The ASA considered that, in the absence of specific information to indicate otherwise, consumers would interpret the claim “Average Claim £2,162” to refer to the average of the final amount of compensation claimants had received following the deduction of the advertiser’s fee and VAT, at the time the ad was seen. While the ASA noted that the web page featured text which made clear that fees and VAT would be payable, the text was not positioned near, and did not refer to, the claim “Average Claim £2,162”. The ad watchdog therefore considered that consumers were unlikely to understand the text to mean that the £2,162 figure was the average claim prior to the deduction of fees and VAT.

The ASA understood that the claim was actually based on the amount that creditors had offered claimants prior to the deduction of the fee and VAT referenced in the ad, and also prior to the deduction of other applicable taxes such as income tax, which had not been referenced in the ad. It considered that it was material information for the consumer that the average claim of £2,162 was subject to the deduction of fees and applicable taxes, and therefore that needed to be made clear in the ad.

The ASA was concerned that the average compensation figure had been based on the average amount offered by creditors during just one month.
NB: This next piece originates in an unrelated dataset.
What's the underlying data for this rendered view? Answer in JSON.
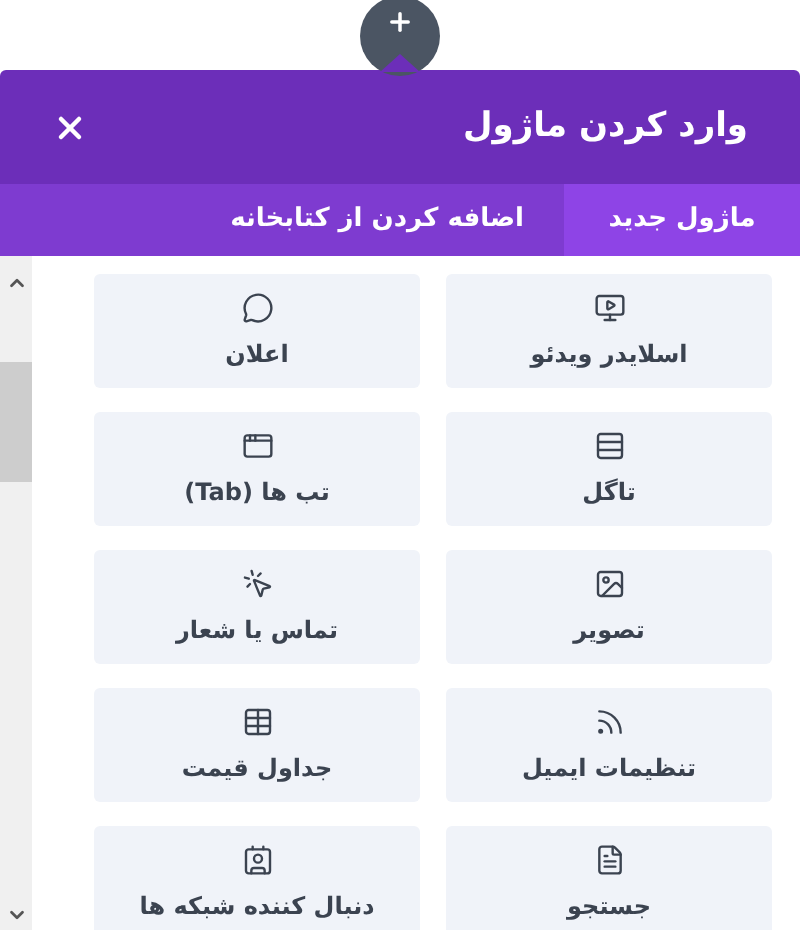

It considered that one month’s data was not sufficient to substantiate a claim concerning the overall average amount of compensation. Moreover, the month it was based on was over two and a half years before the claim was seen, and so the advertiser’s current average monthly claim could be significantly different.

The ASA welcomed Hall and Hanley’s willingness to remove the claim from the website. However, because the ad did not make clear that the average compensation figure was the average amount that claimants would be offered in settlement prior to the deduction of fees and taxes, and because the figure had been based on only one month’s data from 2014, the ASA concluded that the claim was unsubstantiated and misleading.

The ad must not appear again in its current form and the ASA told Hall and Hanley Ltd to ensure that they made clear that fees and applicable taxes applied when quoting average gross compensation figures. The ASA also told them to ensure that the figure was based on current data that covered a sufficiently long period of time.